How Starbucks Saved My Life by Michael Gates Gill

How Starbucks Saved My Life by Michael Gates Gill

Author:Michael Gates Gill
Language: eng
Format: epub
Publisher: Penguin Publishing Group
Published: 2007-09-19T16:00:00+00:00


6

The Million-Dollar Punch

“Try a little tenderness…”

—lyric by Otis Redding, played during a closing at Starbucks

SEPTEMBER–OCTOBER

More than a month passed, and I began to get into a more confident state about Starbucks. Handling the opening of the store with Crystal had been a big breakthrough for me, and I was getting more used to calling out drinks and making conversation at the same time—although I still made a lot of mistakes. Then one day, when she was making up the schedule for next week, Crystal told me: “It’s time you closed, Mike.”

She could see by my expression that I was worried. I had still not lost the habit of fearing any new challenge.

“Don’t worry,” Crystal continued. “You’ll be closing with Kester. He’s the best in the business.”

Fall seemed to have come earlier than ever this year, the days growing shorter. I shivered a little as I waited for my train. Partly from the cold, but also from the fact I was going to check on my tumor. I was not due into work until 8:30 that evening, so I had decided to use the day to go in to have another MRI. Dr. Lalwani’s assistant had called several times to make sure I would schedule an appointment. She had become more and more insistent. It had been more than six months since I had seen him and heard the shocking news that there was a “small growth” at the bottom of my brain.

I had told my children about the tumor—emphasizing that it was not terminal and nothing had to be done right away. Still, I knew they were concerned.

I had not told Crystal or my other Partners about my tumor. I didn’t want them to pity me. My growing confidence and enjoyment of working with them was based in part on the fact that my Partners gave me no quarter and did not make any special allowances for me—despite the fact that I was so much older. I had, I realized now, been deferred to all my adult life, and did I not want any more of that special status. Once, at JWT, they had done an interview with everyone who worked for me. I was surprised when people said they were afraid of me. I thought of myself as a “benevolent dictator.” Obviously my employees didn’t find me so benevolent as a boss.
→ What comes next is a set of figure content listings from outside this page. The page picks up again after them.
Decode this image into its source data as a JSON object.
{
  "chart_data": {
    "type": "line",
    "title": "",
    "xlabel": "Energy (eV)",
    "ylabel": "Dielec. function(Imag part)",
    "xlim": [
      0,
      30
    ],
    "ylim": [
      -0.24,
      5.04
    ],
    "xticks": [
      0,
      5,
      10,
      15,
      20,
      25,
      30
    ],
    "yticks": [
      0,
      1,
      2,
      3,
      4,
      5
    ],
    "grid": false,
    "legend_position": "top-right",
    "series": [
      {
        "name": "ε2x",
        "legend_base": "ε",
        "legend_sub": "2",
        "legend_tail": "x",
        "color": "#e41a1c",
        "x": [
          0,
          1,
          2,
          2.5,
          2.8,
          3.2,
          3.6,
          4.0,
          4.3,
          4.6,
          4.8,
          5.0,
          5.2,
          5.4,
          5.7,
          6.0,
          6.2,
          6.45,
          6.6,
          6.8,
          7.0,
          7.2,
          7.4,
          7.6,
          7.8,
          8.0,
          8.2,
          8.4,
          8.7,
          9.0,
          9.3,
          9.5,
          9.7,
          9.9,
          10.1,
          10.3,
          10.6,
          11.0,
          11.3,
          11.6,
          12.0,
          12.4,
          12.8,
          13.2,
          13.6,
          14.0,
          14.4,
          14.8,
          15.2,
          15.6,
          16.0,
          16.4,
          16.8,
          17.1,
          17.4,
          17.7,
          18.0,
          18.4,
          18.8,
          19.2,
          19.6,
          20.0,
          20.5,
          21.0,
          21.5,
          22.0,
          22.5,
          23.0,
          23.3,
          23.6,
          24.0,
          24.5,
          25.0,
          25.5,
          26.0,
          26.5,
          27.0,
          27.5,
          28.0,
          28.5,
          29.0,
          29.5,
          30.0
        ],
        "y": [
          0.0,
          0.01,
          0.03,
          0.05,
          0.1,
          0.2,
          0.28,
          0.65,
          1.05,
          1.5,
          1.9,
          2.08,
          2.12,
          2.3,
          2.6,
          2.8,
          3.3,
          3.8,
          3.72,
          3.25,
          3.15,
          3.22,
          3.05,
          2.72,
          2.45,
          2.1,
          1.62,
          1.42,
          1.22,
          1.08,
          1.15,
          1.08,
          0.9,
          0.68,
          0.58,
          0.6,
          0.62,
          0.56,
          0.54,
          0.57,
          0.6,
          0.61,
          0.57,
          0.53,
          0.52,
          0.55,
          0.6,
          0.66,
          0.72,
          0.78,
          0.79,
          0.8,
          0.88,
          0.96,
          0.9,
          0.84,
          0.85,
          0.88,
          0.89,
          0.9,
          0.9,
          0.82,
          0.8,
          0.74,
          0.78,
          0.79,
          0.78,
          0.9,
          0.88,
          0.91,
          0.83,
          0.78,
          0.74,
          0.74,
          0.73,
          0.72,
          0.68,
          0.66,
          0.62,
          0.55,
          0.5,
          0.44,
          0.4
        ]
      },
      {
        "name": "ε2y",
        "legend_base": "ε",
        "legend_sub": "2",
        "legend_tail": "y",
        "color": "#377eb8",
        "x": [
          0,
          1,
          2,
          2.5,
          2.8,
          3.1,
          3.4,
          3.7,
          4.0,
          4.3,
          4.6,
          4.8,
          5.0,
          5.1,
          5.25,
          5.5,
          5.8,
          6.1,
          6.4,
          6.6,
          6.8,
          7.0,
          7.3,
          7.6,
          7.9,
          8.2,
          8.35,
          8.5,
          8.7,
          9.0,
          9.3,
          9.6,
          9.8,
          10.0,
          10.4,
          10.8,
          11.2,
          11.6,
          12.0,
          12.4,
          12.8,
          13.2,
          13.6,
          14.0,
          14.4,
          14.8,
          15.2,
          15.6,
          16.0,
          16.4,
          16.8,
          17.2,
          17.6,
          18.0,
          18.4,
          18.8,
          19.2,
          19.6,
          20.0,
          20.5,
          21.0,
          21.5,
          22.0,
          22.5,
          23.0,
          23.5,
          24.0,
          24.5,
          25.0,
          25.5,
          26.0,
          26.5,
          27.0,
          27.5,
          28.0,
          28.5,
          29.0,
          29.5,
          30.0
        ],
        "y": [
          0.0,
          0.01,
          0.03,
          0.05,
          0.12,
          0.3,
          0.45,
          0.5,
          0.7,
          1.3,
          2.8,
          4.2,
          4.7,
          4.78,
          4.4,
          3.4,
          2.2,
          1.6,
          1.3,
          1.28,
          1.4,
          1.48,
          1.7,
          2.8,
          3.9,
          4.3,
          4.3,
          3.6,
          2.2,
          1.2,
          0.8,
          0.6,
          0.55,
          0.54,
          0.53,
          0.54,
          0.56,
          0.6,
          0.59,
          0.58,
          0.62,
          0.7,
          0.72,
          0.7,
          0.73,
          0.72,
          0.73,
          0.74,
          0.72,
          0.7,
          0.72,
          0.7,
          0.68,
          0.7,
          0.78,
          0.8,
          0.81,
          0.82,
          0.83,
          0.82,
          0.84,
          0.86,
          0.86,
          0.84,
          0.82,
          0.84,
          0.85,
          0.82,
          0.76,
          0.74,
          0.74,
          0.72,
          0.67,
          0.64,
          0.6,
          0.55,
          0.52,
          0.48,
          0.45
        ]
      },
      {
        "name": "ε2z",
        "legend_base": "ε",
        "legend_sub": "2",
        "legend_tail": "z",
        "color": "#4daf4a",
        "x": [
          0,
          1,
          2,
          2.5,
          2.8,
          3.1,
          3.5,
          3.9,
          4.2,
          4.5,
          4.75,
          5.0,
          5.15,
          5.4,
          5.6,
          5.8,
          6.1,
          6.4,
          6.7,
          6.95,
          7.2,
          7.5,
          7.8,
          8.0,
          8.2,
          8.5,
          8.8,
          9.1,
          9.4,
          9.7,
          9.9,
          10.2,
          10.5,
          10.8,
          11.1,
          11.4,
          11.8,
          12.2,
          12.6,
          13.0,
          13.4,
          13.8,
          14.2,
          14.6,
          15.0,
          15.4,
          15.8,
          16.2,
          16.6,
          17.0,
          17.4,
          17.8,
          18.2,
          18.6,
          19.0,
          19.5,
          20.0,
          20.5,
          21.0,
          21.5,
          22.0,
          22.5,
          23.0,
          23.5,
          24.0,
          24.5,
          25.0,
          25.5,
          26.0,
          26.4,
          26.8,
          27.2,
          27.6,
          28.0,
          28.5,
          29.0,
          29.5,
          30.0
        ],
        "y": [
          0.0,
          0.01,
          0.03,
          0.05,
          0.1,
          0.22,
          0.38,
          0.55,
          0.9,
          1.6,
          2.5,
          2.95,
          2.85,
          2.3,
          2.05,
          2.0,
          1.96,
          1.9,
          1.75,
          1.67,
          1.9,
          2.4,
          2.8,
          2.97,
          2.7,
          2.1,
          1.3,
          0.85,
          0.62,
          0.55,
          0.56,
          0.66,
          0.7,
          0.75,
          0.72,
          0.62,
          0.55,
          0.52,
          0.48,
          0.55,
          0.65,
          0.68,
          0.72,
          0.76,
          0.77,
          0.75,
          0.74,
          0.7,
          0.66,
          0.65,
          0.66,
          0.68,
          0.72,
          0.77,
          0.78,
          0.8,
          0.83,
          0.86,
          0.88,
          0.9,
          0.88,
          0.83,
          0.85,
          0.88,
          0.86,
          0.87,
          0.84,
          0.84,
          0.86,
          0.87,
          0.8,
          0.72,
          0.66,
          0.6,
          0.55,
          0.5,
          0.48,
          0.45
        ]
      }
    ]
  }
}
Now, my Partners didn’t care about my background or my age or my education or my ability to create “successful selling ideas.” During a shift at Starbucks there was such pressure that it was a kind of immediate democracy—no time for anything but equality of opportunity to get the job done, done right, and done quickly. You had to grab that Tall Coffee With Room with speed, and cooperate with your Partners, or the whole experience wouldn’t work for everyone. I loved that feeling of being just one more part of a well-functioning team—no special treatment for me.